Prior to his playing of W.A.Mozart’s Sonata in F-major KV 332, Meir reminded the audience of the composer’s deep love of opera from a young age and its influence on almost all he wrote as well as on such composers as Debussy and Ravel. He added that, in his writing, Mozart’s humorous moments are serious and vice versa and that if this sonata were an opera, the protagonist would surely have been a woman! Aware that Mozart would have performed the sonata on a fortepiano, Meir’s decision was nevertheless to make maximum use of the Steinway grand at his disposal but to also engage in much ornamentation, as would any fortepianist of Mozart’s day. (Interestingly, ornamentation was added to Adagio in the Artaria printed edition, which was overseen by Mozart himself.) Meir’s rendition of the work was an experiential journey. The opening Allegro juxtaposed the bold first subject with the decidedly feminine second subject playing out their vocalistic roles within the pianist’s personal view of the narrative. Moving directly into the Adagio, Meir’s poignant playing of it, engaging in spreads and ample use of the sustaining pedal, showed the listener through its process, colouring minor sections in darker hues. As to the final Allegro, its sections of brilliant passagework contrasting with a more cantabile style, more “characters” took to the stage, some more songful, some more reticent, others displaying a sense of urgency. Meir’s playing, offering embellishments on the repeats, managed to convey Mozart’s own modesty, then to sign out with modest understatement.

 

Gidi Meir referred to Maurice Ravel’s “Pavane pour une infante défunte” as involving two princesses.  One was the Princesse de Polignac, a painter of Socialist, feminist leanings, who commissioned the work and at whose stately Paris mansion Ravel probably performed the work on several occasions. The second was the Habsburg Infanta Margarita Teresa (1651-1673), a Spanish Renaissance princess who appears in a portrait series of Diego Rodriguez de Silva y Velázquez.

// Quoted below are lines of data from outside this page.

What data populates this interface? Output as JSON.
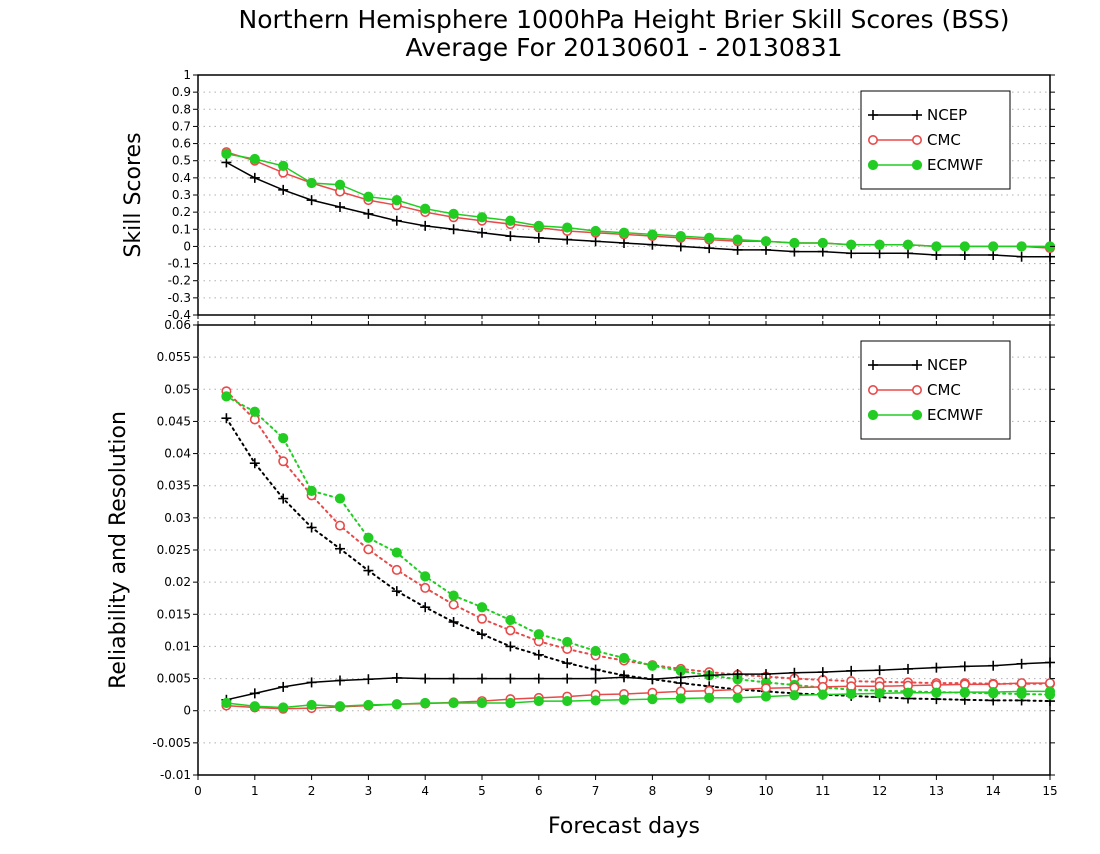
{
  "title": {
    "line1": "Northern Hemisphere 1000hPa Height Brier Skill Scores (BSS)",
    "line2": "Average For 20130601 - 20130831"
  },
  "colors": {
    "NCEP": "#000000",
    "CMC": "#e84a4a",
    "ECMWF": "#22cc22",
    "grid": "#b0b0b0"
  },
  "chart_data": [
    {
      "type": "line",
      "panel": "top",
      "ylabel": "Skill Scores",
      "xlabel": "",
      "xlim": [
        0,
        15
      ],
      "ylim": [
        -0.4,
        1
      ],
      "yticks": [
        -0.4,
        -0.3,
        -0.2,
        -0.1,
        0,
        0.1,
        0.2,
        0.3,
        0.4,
        0.5,
        0.6,
        0.7,
        0.8,
        0.9,
        1
      ],
      "ytick_labels": [
        "-0.4",
        "-0.3",
        "-0.2",
        "-0.1",
        "0",
        "0.1",
        "0.2",
        "0.3",
        "0.4",
        "0.5",
        "0.6",
        "0.7",
        "0.8",
        "0.9",
        "1"
      ],
      "grid": "horizontal dotted",
      "legend": "top-right",
      "x": [
        0.5,
        1,
        1.5,
        2,
        2.5,
        3,
        3.5,
        4,
        4.5,
        5,
        5.5,
        6,
        6.5,
        7,
        7.5,
        8,
        8.5,
        9,
        9.5,
        10,
        10.5,
        11,
        11.5,
        12,
        12.5,
        13,
        13.5,
        14,
        14.5,
        15
      ],
      "series": [
        {
          "name": "NCEP",
          "marker": "plus",
          "style": "solid",
          "values": [
            0.49,
            0.4,
            0.33,
            0.27,
            0.23,
            0.19,
            0.15,
            0.12,
            0.1,
            0.08,
            0.06,
            0.05,
            0.04,
            0.03,
            0.02,
            0.01,
            0.0,
            -0.01,
            -0.02,
            -0.02,
            -0.03,
            -0.03,
            -0.04,
            -0.04,
            -0.04,
            -0.05,
            -0.05,
            -0.05,
            -0.06,
            -0.06
          ]
        },
        {
          "name": "CMC",
          "marker": "open-circle",
          "style": "solid",
          "values": [
            0.55,
            0.5,
            0.43,
            0.37,
            0.32,
            0.27,
            0.24,
            0.2,
            0.17,
            0.15,
            0.13,
            0.11,
            0.09,
            0.08,
            0.07,
            0.06,
            0.05,
            0.04,
            0.03,
            0.03,
            0.02,
            0.02,
            0.01,
            0.01,
            0.01,
            0.0,
            0.0,
            0.0,
            0.0,
            -0.01
          ]
        },
        {
          "name": "ECMWF",
          "marker": "filled-circle",
          "style": "solid",
          "values": [
            0.54,
            0.51,
            0.47,
            0.37,
            0.36,
            0.29,
            0.27,
            0.22,
            0.19,
            0.17,
            0.15,
            0.12,
            0.11,
            0.09,
            0.08,
            0.07,
            0.06,
            0.05,
            0.04,
            0.03,
            0.02,
            0.02,
            0.01,
            0.01,
            0.01,
            0.0,
            0.0,
            0.0,
            0.0,
            0.0
          ]
        }
      ]
    },
    {
      "type": "line",
      "panel": "bottom",
      "ylabel": "Reliability and Resolution",
      "xlabel": "Forecast days",
      "xlim": [
        0,
        15
      ],
      "ylim": [
        -0.01,
        0.06
      ],
      "yticks": [
        -0.01,
        -0.005,
        0,
        0.005,
        0.01,
        0.015,
        0.02,
        0.025,
        0.03,
        0.035,
        0.04,
        0.045,
        0.05,
        0.055,
        0.06
      ],
      "ytick_labels": [
        "-0.01",
        "-0.005",
        "0",
        "0.005",
        "0.01",
        "0.015",
        "0.02",
        "0.025",
        "0.03",
        "0.035",
        "0.04",
        "0.045",
        "0.05",
        "0.055",
        "0.06"
      ],
      "xticks": [
        0,
        1,
        2,
        3,
        4,
        5,
        6,
        7,
        8,
        9,
        10,
        11,
        12,
        13,
        14,
        15
      ],
      "xtick_labels": [
        "0",
        "1",
        "2",
        "3",
        "4",
        "5",
        "6",
        "7",
        "8",
        "9",
        "10",
        "11",
        "12",
        "13",
        "14",
        "15"
      ],
      "grid": "horizontal dotted",
      "legend": "top-right",
      "x": [
        0.5,
        1,
        1.5,
        2,
        2.5,
        3,
        3.5,
        4,
        4.5,
        5,
        5.5,
        6,
        6.5,
        7,
        7.5,
        8,
        8.5,
        9,
        9.5,
        10,
        10.5,
        11,
        11.5,
        12,
        12.5,
        13,
        13.5,
        14,
        14.5,
        15
      ],
      "series": [
        {
          "name": "NCEP",
          "metric": "resolution",
          "marker": "plus",
          "style": "dotted",
          "values": [
            0.0455,
            0.0385,
            0.033,
            0.0285,
            0.0252,
            0.0218,
            0.0186,
            0.0161,
            0.0138,
            0.0119,
            0.01,
            0.0087,
            0.0074,
            0.0064,
            0.0055,
            0.0049,
            0.0043,
            0.0038,
            0.0033,
            0.003,
            0.0027,
            0.0025,
            0.0023,
            0.0021,
            0.0019,
            0.0018,
            0.0017,
            0.0016,
            0.0016,
            0.0015
          ]
        },
        {
          "name": "CMC",
          "metric": "resolution",
          "marker": "open-circle",
          "style": "dotted",
          "values": [
            0.0497,
            0.0453,
            0.0388,
            0.0335,
            0.0288,
            0.0251,
            0.0219,
            0.0191,
            0.0165,
            0.0143,
            0.0125,
            0.0108,
            0.0096,
            0.0086,
            0.0078,
            0.0071,
            0.0065,
            0.006,
            0.0056,
            0.0053,
            0.005,
            0.0048,
            0.0046,
            0.0045,
            0.0044,
            0.0043,
            0.0043,
            0.0042,
            0.0042,
            0.0042
          ]
        },
        {
          "name": "ECMWF",
          "metric": "resolution",
          "marker": "filled-circle",
          "style": "dotted",
          "values": [
            0.0489,
            0.0465,
            0.0424,
            0.0342,
            0.033,
            0.0269,
            0.0246,
            0.0209,
            0.0179,
            0.0161,
            0.0141,
            0.0119,
            0.0107,
            0.0093,
            0.0082,
            0.007,
            0.0062,
            0.0055,
            0.0049,
            0.0044,
            0.004,
            0.0036,
            0.0033,
            0.0031,
            0.003,
            0.0029,
            0.0028,
            0.0027,
            0.0026,
            0.0025
          ]
        },
        {
          "name": "NCEP",
          "metric": "reliability",
          "marker": "plus",
          "style": "solid",
          "values": [
            0.0017,
            0.0027,
            0.0037,
            0.0044,
            0.0047,
            0.0049,
            0.0051,
            0.005,
            0.005,
            0.005,
            0.005,
            0.005,
            0.005,
            0.005,
            0.0052,
            0.0049,
            0.0052,
            0.0055,
            0.0057,
            0.0057,
            0.0059,
            0.006,
            0.0062,
            0.0063,
            0.0065,
            0.0067,
            0.0069,
            0.007,
            0.0073,
            0.0075
          ]
        },
        {
          "name": "CMC",
          "metric": "reliability",
          "marker": "open-circle",
          "style": "solid",
          "values": [
            0.0008,
            0.0005,
            0.0003,
            0.0004,
            0.0006,
            0.0008,
            0.001,
            0.0011,
            0.0013,
            0.0015,
            0.0018,
            0.002,
            0.0022,
            0.0025,
            0.0026,
            0.0028,
            0.003,
            0.0031,
            0.0033,
            0.0035,
            0.0036,
            0.0037,
            0.0038,
            0.0038,
            0.0039,
            0.004,
            0.0041,
            0.0041,
            0.0043,
            0.0043
          ]
        },
        {
          "name": "ECMWF",
          "metric": "reliability",
          "marker": "filled-circle",
          "style": "solid",
          "values": [
            0.0012,
            0.0007,
            0.0005,
            0.0009,
            0.0007,
            0.0009,
            0.001,
            0.0012,
            0.0012,
            0.0012,
            0.0012,
            0.0015,
            0.0015,
            0.0016,
            0.0017,
            0.0018,
            0.0019,
            0.002,
            0.002,
            0.0022,
            0.0024,
            0.0025,
            0.0026,
            0.0027,
            0.0028,
            0.0028,
            0.0029,
            0.0029,
            0.003,
            0.003
          ]
        }
      ]
    }
  ]
}
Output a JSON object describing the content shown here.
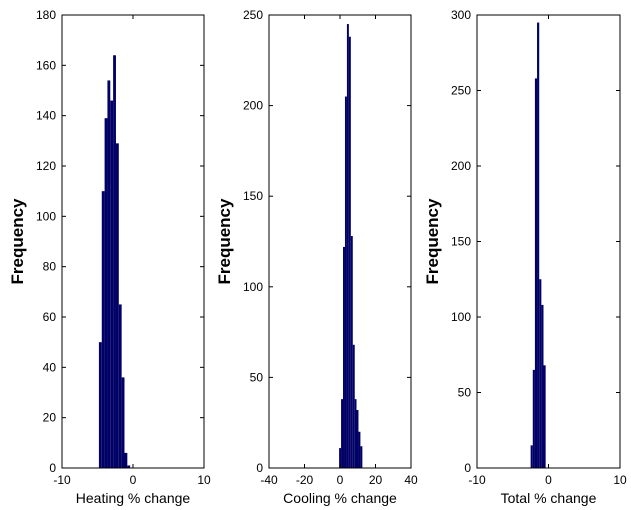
{
  "colors": {
    "bar": "#000066",
    "axis": "#000000",
    "background": "#ffffff"
  },
  "chart_data": [
    {
      "type": "bar",
      "xlabel": "Heating % change",
      "ylabel": "Frequency",
      "xlim": [
        -10,
        10
      ],
      "ylim": [
        0,
        180
      ],
      "xticks": [
        -10,
        0,
        10
      ],
      "yticks": [
        0,
        20,
        40,
        60,
        80,
        100,
        120,
        140,
        160,
        180
      ],
      "bin_edges": [
        -4.8,
        -4.4,
        -4.0,
        -3.6,
        -3.2,
        -2.8,
        -2.4,
        -2.0,
        -1.6,
        -1.2,
        -0.8,
        -0.4
      ],
      "values": [
        50,
        110,
        139,
        154,
        146,
        164,
        129,
        65,
        36,
        6,
        1
      ]
    },
    {
      "type": "bar",
      "xlabel": "Cooling % change",
      "ylabel": "Frequency",
      "xlim": [
        -40,
        40
      ],
      "ylim": [
        0,
        250
      ],
      "xticks": [
        -40,
        -20,
        0,
        20,
        40
      ],
      "yticks": [
        0,
        50,
        100,
        150,
        200,
        250
      ],
      "bin_edges": [
        -0.5,
        0.6,
        1.7,
        2.8,
        3.9,
        5.0,
        6.1,
        7.2,
        8.3,
        9.3,
        10.4,
        11.5,
        12.6
      ],
      "values": [
        11,
        38,
        122,
        205,
        245,
        238,
        128,
        68,
        38,
        32,
        20,
        12
      ]
    },
    {
      "type": "bar",
      "xlabel": "Total % change",
      "ylabel": "Frequency",
      "xlim": [
        -10,
        10
      ],
      "ylim": [
        0,
        300
      ],
      "xticks": [
        -10,
        0,
        10
      ],
      "yticks": [
        0,
        50,
        100,
        150,
        200,
        250,
        300
      ],
      "bin_edges": [
        -2.5,
        -2.2,
        -1.9,
        -1.6,
        -1.3,
        -1.0,
        -0.7,
        -0.4
      ],
      "values": [
        15,
        65,
        258,
        295,
        125,
        108,
        68
      ]
    }
  ]
}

Ravel stated that the piece’s only aim was “the pleasure of alliteration”, explaining that, considering he had no programmatic image in mind, it was.”not a funeral lament for a dead child, but rather an evocation of the pavane that might have been danced by such a little princess as painted by Velázquez”. Although composed in 1899, when the composer was still a student at the Conservatoire de Paris, Gidi Meir views the work as as mature as it is naive, integrating early music, Blues and the influence of gamelan music. Meir’s performance, underlining its haunting subtlety and expressive, somewhat Spanish melodiousness, was substantial and warmly nostalgic (rather than insipid and grief-ridden, as too often heard), a celebration of its harmonic interest, with its ceremonial Pavane dance form referring to early court music.

 

For his encore, Gidi Meir played "Serenade for a Doll" from Debussy's "Children's Corner Suite", its delicate melody played in parallel fourths, charm and naivety sending the audience home with another taste of the fragility and exotic harmonies of Impressionistic music.

 

Gidi Meir’s recital was a profoundly personal revisiting of the piano, his first instrument. Having performed widely as a harpsichordist, his rich background in early music afforded him understanding of connections between all the works on the program and their own references to music of earlier styles. He is an musician of conviction, an artist who communicates with his audiences as naturally in words as he does with sounds.